Researchers at New York University found that that right-wing misinformation on Facebook was much more likely to generate "engagement" there—likes, shares and comments—than left-wing misinformation.

The results provide evidence that right-wing sources of misinformation are some of the most engaging content creators on Facebook, said Laura Edelson, a researcher at NYU's Cybersecurity for Democracy initiative. "My takeaway is that, one way or another, far-right misinformation sources are able to engage on Facebook with their audiences much, much more than any other category," Edelson said. "That's probably pretty dangerous on a system that uses engagement to determine what content to promote."

There are many ways to interpret this conclusion; the researchers "steer clear" of "trying to explain why right-wing misinformation is so highly engaging".

Some are interpreting it as a simple reminder that right-wingers are Facebook addicts being served highly-optimized grievances, which is true enough.

Others see it as a story about a pro-conservative bias at Facebook-the-company, which I don't think is warranted by this particular research, though its certainly reasonable to ask if Facebook is algorithmically (or directly, as in one recent report) favoring right-wing misinformation.

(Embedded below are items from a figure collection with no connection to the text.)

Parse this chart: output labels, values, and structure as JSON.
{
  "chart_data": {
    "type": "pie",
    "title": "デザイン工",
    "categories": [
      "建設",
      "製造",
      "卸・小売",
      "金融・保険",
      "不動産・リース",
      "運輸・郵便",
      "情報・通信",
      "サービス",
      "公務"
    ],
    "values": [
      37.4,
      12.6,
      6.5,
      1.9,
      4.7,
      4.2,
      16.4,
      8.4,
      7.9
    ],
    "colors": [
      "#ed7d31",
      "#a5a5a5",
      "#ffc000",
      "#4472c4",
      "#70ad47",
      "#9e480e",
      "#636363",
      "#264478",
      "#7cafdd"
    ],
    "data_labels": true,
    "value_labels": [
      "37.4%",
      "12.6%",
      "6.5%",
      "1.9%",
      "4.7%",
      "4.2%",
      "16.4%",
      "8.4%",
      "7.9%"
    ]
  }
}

Another way of looking at it is that left-leaning audiences are more resistant to rage bait, pandering, "grifting", whatever terminology we want to use for that kind of media. Yet another is to see it as a statistical phenomenon: if reality has a liberal bias, perhaps unreality has a conservative one.

One thing I'd be wary of is the reliability of companies, lurking in the background of this research, which present themselves as impartial judges of "journalistic integrity". They are tech startups, their intended customer is the advertising industry, and they have perverse incentives: the "adblocker" model applied to fake news.